Pour cette édition, le jury a souhaité distinguer quatre créations qui, chacune dans son langage propre – roman, nouvelle, poésie et photographie -, disent à leur manière la fragilité des appartenances, la persistance des racines et la puissance des héritages. La remise officielle a eu lieu au Sénat le 29 mai 2026, sous le parrainage de Xavier Iacovelli, Vice-Président du Sénat, en présence de Monsieur le Consul général Jacopo Albergoni, dans le cadre d’un événement culturel consacré à la pensée pirandellienne et à ses résonances contemporaines.






| Catégorie | Lauréat | Œuvre primée |
| Prix Pirandello du roman | Jean-Pierre Fleury | Ma mère arménienne (Éditions Chum) |
| Prix Pirandello de la nouvelle | Patrick Min | Racines |
| Prix Pirandello de poésie | Robert Laurent | Réfugiés |
| Prix Pirandello de la photographie | Riccardo Ceriani | Cinque Terre |
Le Prix Luigi Pirandello récompense chaque année une œuvre contemporaine publiée en langue française dont les thèmes principaux explorent le déracinement, la mémoire, la transmission, l’identité et la complexité de l’existence intérieure. Il rend hommage à Luigi Pirandello, écrivain et dramaturge italien dont l’œuvre interroge la multiplicité des identités, le rapport entre vérité et illusion, l’exil intérieur et les masques sociaux.
Porté par l’Alliance Italienne Universelle, en partenariat avec des institutions littéraires et culturelles œuvrant à la transmission de la pensée pirandellienne, le prix est attribué par un jury composé de personnalités issues du monde littéraire, universitaire et culturel. La présidence du jury est assurée par Franck Senninger (Franco Berneri-Croce), membre de l’Académie Littré.
Avec Ma mère arménienne, publié chez Chum, Jean-Pierre Fleury propose un récit où l’intime rejoint la grande Histoire. Le roman donne voix à une mémoire familiale traversée par l’exil, les transmissions silencieuses et la quête d’identité. Le jury a souhaité distinguer une œuvre profondément humaine, attentive aux héritages visibles et invisibles, où la figure maternelle devient le lieu d’une reconquête intérieure et d’un dialogue avec les origines.
Par son ampleur sensible, par sa manière de faire dialoguer mémoire personnelle et mémoire collective, le livre s’inscrit pleinement dans l’esprit du Prix Pirandello : celui d’une littérature qui n’aplanit pas la complexité de l’être, mais l’éclaire de l’intérieur.

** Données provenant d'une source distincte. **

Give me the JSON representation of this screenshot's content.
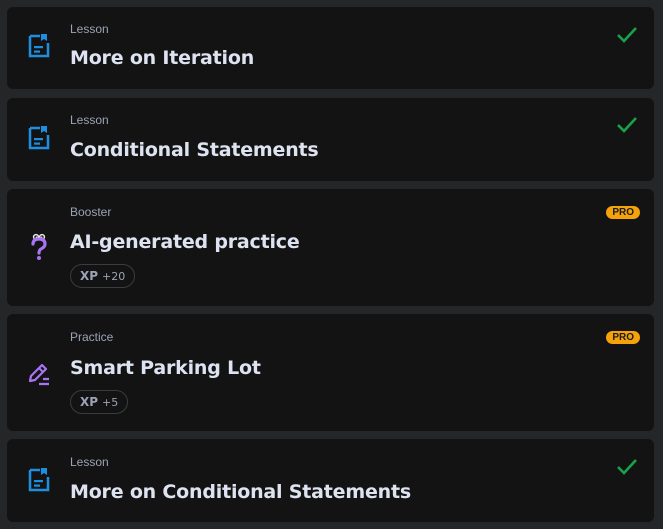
{
  "items": [
    {
      "kind": "Lesson",
      "title": "More on Iteration",
      "icon": "lesson-doc-icon",
      "status": "completed"
    },
    {
      "kind": "Lesson",
      "title": "Conditional Statements",
      "icon": "lesson-doc-icon",
      "status": "completed"
    },
    {
      "kind": "Booster",
      "title": "AI-generated practice",
      "icon": "ai-question-icon",
      "badge": "PRO",
      "xp_label": "XP",
      "xp_value": "+20"
    },
    {
      "kind": "Practice",
      "title": "Smart Parking Lot",
      "icon": "pencil-practice-icon",
      "badge": "PRO",
      "xp_label": "XP",
      "xp_value": "+5"
    },
    {
      "kind": "Lesson",
      "title": "More on Conditional Statements",
      "icon": "lesson-doc-icon",
      "status": "completed"
    }
  ],
  "colors": {
    "background": "#252628",
    "card": "#131313",
    "lesson_icon": "#1e8fe0",
    "practice_icon": "#a874f5",
    "check": "#18a34a",
    "pro_badge": "#f5a20b"
  }
}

Dans Racines, Patrick Min construit, à partir d’une boîte léguée par un grand-père, une traversée bouleversante de l’exil et de la perte d’identité. Objets, traces, cahier, mémoire familiale : tout concourt à faire sentir ce que signifie changer de nom, de langue, de pays, et tenter malgré tout de transmettre quelque chose de soi aux générations suivantes.
Le jury a été sensible à la force d’incarnation du texte, à sa justesse émotionnelle et à cette vérité qui le traverse : les racines ne sont pas seulement ce qui attache au passé, elles sont aussi ce qui permet de traverser.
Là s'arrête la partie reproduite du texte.